A quick plot summary: Elroy brings home Kenny’s weekly magna-proofed (unerasable) report tape from school after Kenny switches them (four Ds, an F and an H) but his parents won’t believe it’s a mistake. When Kenny confesses via visiphone, George and Jane go to apologise but found Elroy and Astro have run away. The boy and dog get conned into helping Muggsy Megaton rob a jewelry store. Muggsy and his gang hide out at the Jetsons’. Astro gnaws through the rope tying him up and fetches the police who make the arrest. Astro histrionically explains to a TV interviewer how he helped catch the criminals. I like how Astro’s the hero here. Hmm. Cumbersome heroic dog that pronounces every word starting with an “r.” It appears that idea got filed away at Hanna-Barbera for future use.

Fernando Montealegre, Rene Garcia and Fernando Arce painted the backgrounds.



Sorry Elroy’s in the way, but you can still see the architecture in the background.



Elroy’s bedroom.



The animators of this cartoon are Carlo Vinci and Hugh Fraser. I can’t pick out all of Carlo’s work here, but it’s safe to say the side-to-side wagging heads and the walk cycles with the swinging butts are his (he animated the Flintstones scene in this one). Fraser is always tough for me, but the drawing below is definitely his. He drew a weird take where the eyes would stretch up. He doesn’t go as overboard here as he did in some of the TV Popeyes he animated in 1960.

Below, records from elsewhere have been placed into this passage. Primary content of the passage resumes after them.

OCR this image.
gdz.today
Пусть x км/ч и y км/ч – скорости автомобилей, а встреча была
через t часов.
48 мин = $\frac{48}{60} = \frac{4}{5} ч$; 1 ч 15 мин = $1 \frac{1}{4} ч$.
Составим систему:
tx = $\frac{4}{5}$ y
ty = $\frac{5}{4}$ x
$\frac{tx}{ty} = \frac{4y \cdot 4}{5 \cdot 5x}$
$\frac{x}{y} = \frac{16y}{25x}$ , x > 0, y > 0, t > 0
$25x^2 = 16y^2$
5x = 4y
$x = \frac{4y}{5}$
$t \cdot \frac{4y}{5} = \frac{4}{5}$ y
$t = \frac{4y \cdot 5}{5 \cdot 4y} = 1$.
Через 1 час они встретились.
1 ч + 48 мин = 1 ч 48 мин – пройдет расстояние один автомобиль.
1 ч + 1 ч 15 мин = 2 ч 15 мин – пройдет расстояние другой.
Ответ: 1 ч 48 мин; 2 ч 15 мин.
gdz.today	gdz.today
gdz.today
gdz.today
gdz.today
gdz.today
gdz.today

And here’s a neat vibrating bash take.



This rubbery-nosed head shake ends with George’s little eyes.



A shock take. It reminds me a bit of those fuzzy-hair takes that Jim Tyer drew at Terrytoons.



Some exits.



Camera error! Look at the kids’ eyes. This was part of a cycle so it shows up at least twice in the cartoon.



Laughs? Well, I still like the gag where Astro describes the criminal to a sketch artist, who ultimately draws a picture of the desk sergeant. Old, obvious? Yeah. But I laughed anyway.



Shep Menken guest stars as the voice of Muggsy Megaton. He’s one of those H-B bad guys with his hand in his pocket. Menken also plays the court sketch artist and Chet Sprinkly. Don Messick also guests as Astro, the giggling gorilla and various other characters. Janet Waldo gets to do an extra voice and appears as Miss Brainmocker, the robot teacher.



Hoyt Curtin’s score includes “Rise and Shine,” the original Flintstones theme, when Kenny is watching Fred land on Barney in the swimming pool.

Other credits:
Animation Director – Charles Nichols.
Layout – Irv Spector, Willie Ito, Jacques Rupp.
Camera – Frank Paiker, Norm Stainback, Roy Wade, Chuck Flekal.
Film Editor – Greg Watson, Joe Ruby.
Story Supervision – Arthur Pierson.
Production Supervision – Howard Hanson.

Willie Ito and Joe Ruby are still with us.